Ky had discovered the headless, but otherwise well-intact statue on July 12 in Pursat town’s Kandieng district and lugged the artefact from his field to his house, hoping it would bring him luck and maybe even help him win the lottery.

“Three days later, he dreamed that his house was on fire. He told his neighbour . . . and the village elders told him that he should bring the statue back to the farm because, since the statue was without a head, it cursed his house,” said Soeng Sopheak, chief of the provincial penal police office.

The farmer hauled the statue back where he found it, and hid it underneath a tree. Two days later, it was gone.

Ky hoped a good Samaritan would bring back his sandstone figure, but after three weeks of unfulfilled waiting, he took his sore luck to the police.

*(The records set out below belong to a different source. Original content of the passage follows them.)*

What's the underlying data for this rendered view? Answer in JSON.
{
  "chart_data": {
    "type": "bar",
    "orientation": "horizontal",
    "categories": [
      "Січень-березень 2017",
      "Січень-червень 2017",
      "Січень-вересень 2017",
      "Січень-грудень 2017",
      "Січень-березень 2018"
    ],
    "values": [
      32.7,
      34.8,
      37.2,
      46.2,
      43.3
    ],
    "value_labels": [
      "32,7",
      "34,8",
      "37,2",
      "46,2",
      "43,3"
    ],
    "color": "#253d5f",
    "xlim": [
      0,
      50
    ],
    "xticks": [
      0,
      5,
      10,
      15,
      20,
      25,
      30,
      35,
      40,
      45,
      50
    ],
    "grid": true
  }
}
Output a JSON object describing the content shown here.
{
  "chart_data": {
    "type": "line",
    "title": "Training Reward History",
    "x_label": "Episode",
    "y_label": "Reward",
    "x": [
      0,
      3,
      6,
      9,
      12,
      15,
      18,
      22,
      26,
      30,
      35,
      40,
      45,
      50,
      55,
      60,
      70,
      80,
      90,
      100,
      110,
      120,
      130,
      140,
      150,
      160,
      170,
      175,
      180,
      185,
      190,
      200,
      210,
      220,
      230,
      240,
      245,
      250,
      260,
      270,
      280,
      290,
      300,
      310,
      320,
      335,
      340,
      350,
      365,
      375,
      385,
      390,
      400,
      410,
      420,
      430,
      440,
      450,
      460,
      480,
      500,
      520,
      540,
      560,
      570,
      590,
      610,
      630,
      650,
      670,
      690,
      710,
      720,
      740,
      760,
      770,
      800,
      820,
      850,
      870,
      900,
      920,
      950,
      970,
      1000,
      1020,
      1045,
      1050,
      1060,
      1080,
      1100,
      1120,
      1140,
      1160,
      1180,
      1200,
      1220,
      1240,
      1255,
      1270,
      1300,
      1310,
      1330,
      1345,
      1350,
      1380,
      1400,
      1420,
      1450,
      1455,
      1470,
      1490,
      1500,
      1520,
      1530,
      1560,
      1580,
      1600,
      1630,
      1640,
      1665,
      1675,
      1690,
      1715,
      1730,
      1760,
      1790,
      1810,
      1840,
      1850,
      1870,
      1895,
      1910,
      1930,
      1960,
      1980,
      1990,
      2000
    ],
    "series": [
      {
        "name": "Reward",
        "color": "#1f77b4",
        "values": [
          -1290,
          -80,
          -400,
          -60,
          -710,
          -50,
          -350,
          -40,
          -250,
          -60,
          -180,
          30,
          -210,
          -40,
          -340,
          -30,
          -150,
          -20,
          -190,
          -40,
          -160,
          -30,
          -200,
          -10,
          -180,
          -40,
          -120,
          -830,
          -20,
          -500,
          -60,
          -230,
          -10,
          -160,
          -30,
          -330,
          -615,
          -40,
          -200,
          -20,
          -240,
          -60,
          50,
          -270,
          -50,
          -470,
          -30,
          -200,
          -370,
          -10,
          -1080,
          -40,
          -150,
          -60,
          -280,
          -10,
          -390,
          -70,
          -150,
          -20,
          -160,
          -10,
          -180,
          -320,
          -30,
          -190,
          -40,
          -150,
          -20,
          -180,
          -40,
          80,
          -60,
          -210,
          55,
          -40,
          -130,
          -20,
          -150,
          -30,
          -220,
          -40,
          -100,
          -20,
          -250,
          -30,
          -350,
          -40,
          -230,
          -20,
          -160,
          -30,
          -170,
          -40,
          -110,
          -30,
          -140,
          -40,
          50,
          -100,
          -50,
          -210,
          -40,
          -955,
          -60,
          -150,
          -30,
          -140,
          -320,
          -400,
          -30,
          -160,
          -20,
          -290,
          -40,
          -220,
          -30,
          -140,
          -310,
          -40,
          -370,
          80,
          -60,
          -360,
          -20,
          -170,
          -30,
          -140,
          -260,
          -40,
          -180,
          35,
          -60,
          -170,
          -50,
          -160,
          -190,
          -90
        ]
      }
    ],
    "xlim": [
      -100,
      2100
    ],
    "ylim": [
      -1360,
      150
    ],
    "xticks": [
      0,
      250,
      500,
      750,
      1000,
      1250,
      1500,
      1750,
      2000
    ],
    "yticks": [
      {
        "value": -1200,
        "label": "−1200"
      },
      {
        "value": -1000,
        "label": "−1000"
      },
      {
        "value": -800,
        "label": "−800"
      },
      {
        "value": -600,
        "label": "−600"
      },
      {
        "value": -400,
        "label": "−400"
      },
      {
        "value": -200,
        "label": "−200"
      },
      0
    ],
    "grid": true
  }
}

“If you look at the style, the clothes and the body, [the statue] appears to belong to the pre-Angkorian period, maybe from the eighth century,” Sok Im Rithy, an archaeologist with APSARA said based on photographs Ky had taken on his phone.

Rithy said it is possible the statue is a well-done fake, but that every year villagers near the ancient temple sites dig up antiquities.

“They’ve found statues before, but almost never so big.”

According to the Federal Bureau of Investigation in the US, looted antiquities drive the world’s third-largest black market, worth an estimated $8 billion a year.

“We are sorry to hear about the statue,” said Lach Phengly, director of the provincial cultural heritage department. “It is the kind of statue which belongs in the National Museum, not a resident’s house.”